What Would the Sacred Heart of Jesus Do?

I always thought it was more or less open season on Judas. Look at the way that his fellow apostles talked about him:
• All four called him a betrayer
• Three of the four told about Judas delivering Jesus to the authorities sealed with a kiss.
• Luke called him a traitor; John mentioned that he was light-fingered with the donations.
• Both John and the physician say the devil made him do it.
• Matthew has Apostle Iscariot committing suicide in a fit of regret after tossing the money back into the temple
• Luke in Acts says Judas bought some land with his iniquitous earnings then fell, burst open, and literally spilled his guts.
I don’t recall one positive attribute mentioned for our Lord’s somewhat less than desirable apostolic draft pick. And to top it off, it appeared that Jesus Himself, who according to John early on hinted there was a rotten egg in the dozen, also declared the following in the gospel of St. Mark:
“For the Son of Man indeed goes, as it is written of him, but woe to that man by whom the Son of Man is betrayed. It would be better for that man if he had never been born.” Mark 14:21 NABRE
Sounds suspiciously like a pre-condemnation of Judas bar Simon, one that indicates our anti-apostle would have been better off never having known life, liberty, or the pursuit of Jesus. In other words, no Judas is good Judas.

Then there’s that haunting counter-declaration from our Lord on the cross when in Luke 23:34 he says, “Father, forgive them, they know not what they do.” Could it be that this forgiveness was local rather than general? The second part of the same verse says, “They divided his garments by casting lots.” So, did “they” in the pardoning part refer to those “they” who were gambling for the Master’s humble wardrobe? If that was the case, why even mention it since it only exonerated the lackeys of the Governor and the ecclesiastic honchos who were pushing Pilate’s buttons?
Our Lord rarely acted or spoke without a spiritual scope that was boundless rather than limited. Doesn’t the word of the Word parse out as His Heavenly Father speaking through the Holy Spirit emanating from the Sacred Heart of His Son?
I suppose a writer who asks so many questions in his work is expected to answer them at some point during the literary wandering. Unfortunately, I seem to be long on the interrogatory and sparse on the declarative.

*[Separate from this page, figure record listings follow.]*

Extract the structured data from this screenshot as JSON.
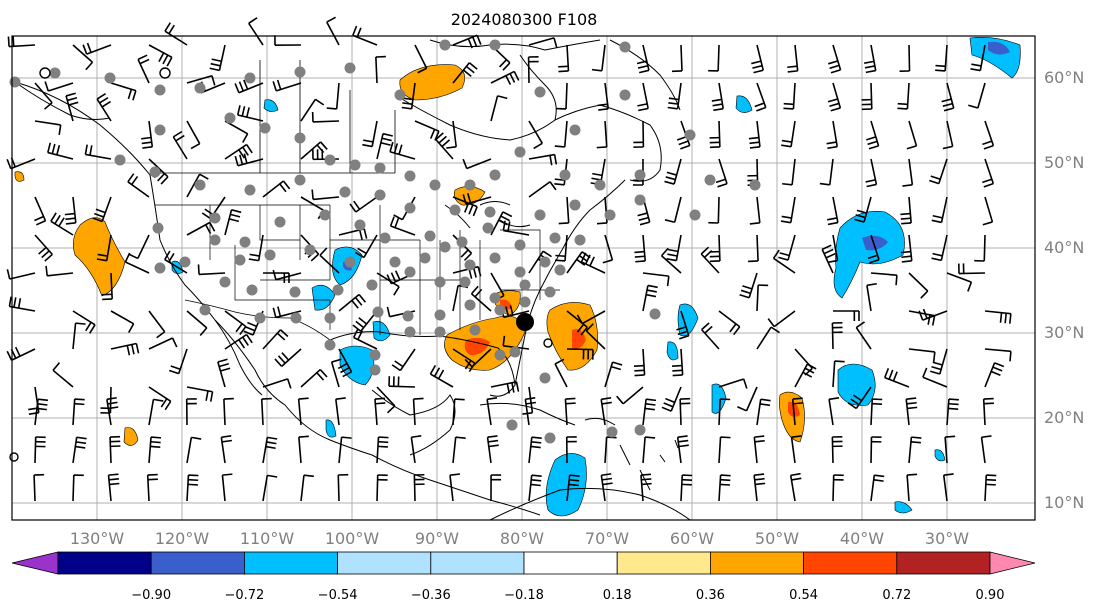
{
  "title": "2024080300 F108",
  "lat_labels": [
    "60°N",
    "50°N",
    "40°N",
    "30°N",
    "20°N",
    "10°N"
  ],
  "lon_labels": [
    "130°W",
    "120°W",
    "110°W",
    "100°W",
    "90°W",
    "80°W",
    "70°W",
    "60°W",
    "50°W",
    "40°W",
    "30°W"
  ],
  "colorbar": {
    "ticks": [
      "−0.90",
      "−0.72",
      "−0.54",
      "−0.36",
      "−0.18",
      "0.18",
      "0.36",
      "0.54",
      "0.72",
      "0.90"
    ],
    "colors": [
      "#9933cc",
      "#00008b",
      "#3a5fcd",
      "#00bfff",
      "#b0e2ff",
      "#ffffff",
      "#ffe98c",
      "#ffa500",
      "#ff4500",
      "#b22222",
      "#ff88b0"
    ]
  },
  "map_colors": {
    "neg1": "#00bfff",
    "neg2": "#3a5fcd",
    "pos1": "#ffa500",
    "pos2": "#ff4500",
    "station": "#808080",
    "grid": "#b0b0b0"
  }
}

What if Jesus’ woe-saying in Mark was not a condemnation, but was really an expression of grief and heart-felt disappointment for one of His beloved, hand-picked followers? And suppose that the pronouncement of amnesty from His pierced position was not for the local gamesters, but for all involved, including us clueless, sin-soaked, well-meaning flawed pottery people whose transgressions nailed the heavenly Nazarene to the cross in the first place? Doesn’t that introduce the possibility that Judas was forgiven, and may have even accepted that mercy, thereby working out his own salvation in an excruciating and forever publicly humiliating process that we “lesser” sinners see in our well-meaning foolishness as eternal condemnation?
These kinds of questions give me both a headache and a sore soul. It’s one thing to forgive your betrayer, but to leave the gate of heaven open a crack where the offender might slip in is too much for my half-empty empathy. I want to draw the line somewhere on this forgiveness thing, as long as I’m on the right side of the line.
That’s why we call the spear-slitted Heart of Jesus “Sacred.” He gave His love, His self, His life and finally poured out blood for atonement and water to clean us up afterward. Shake all the synonyms out of the Thesaurus and none of the weary words can adequately describe what our God did when He spilled out His divinity on the earth to pay our debts. That is what the Sacred Heart of Jesus did, still does, and will continue to do, and why we need to magnify the gift by making His heart like unto ours.

Let’s then remember these questions and the uncomfortable but efficacious places they lead us as we celebrate the two hearts: Christ’s infinitely merciful and salvific ticker, and his Mama’s suffering and immaculate counterpart. May the Sacred Heart of Jesus and the Immaculate Heart of Mary beat as one with ours so that our spirit is made ready to return to its source, having emptied out all that was given freely and undeservedly to us from our loving God.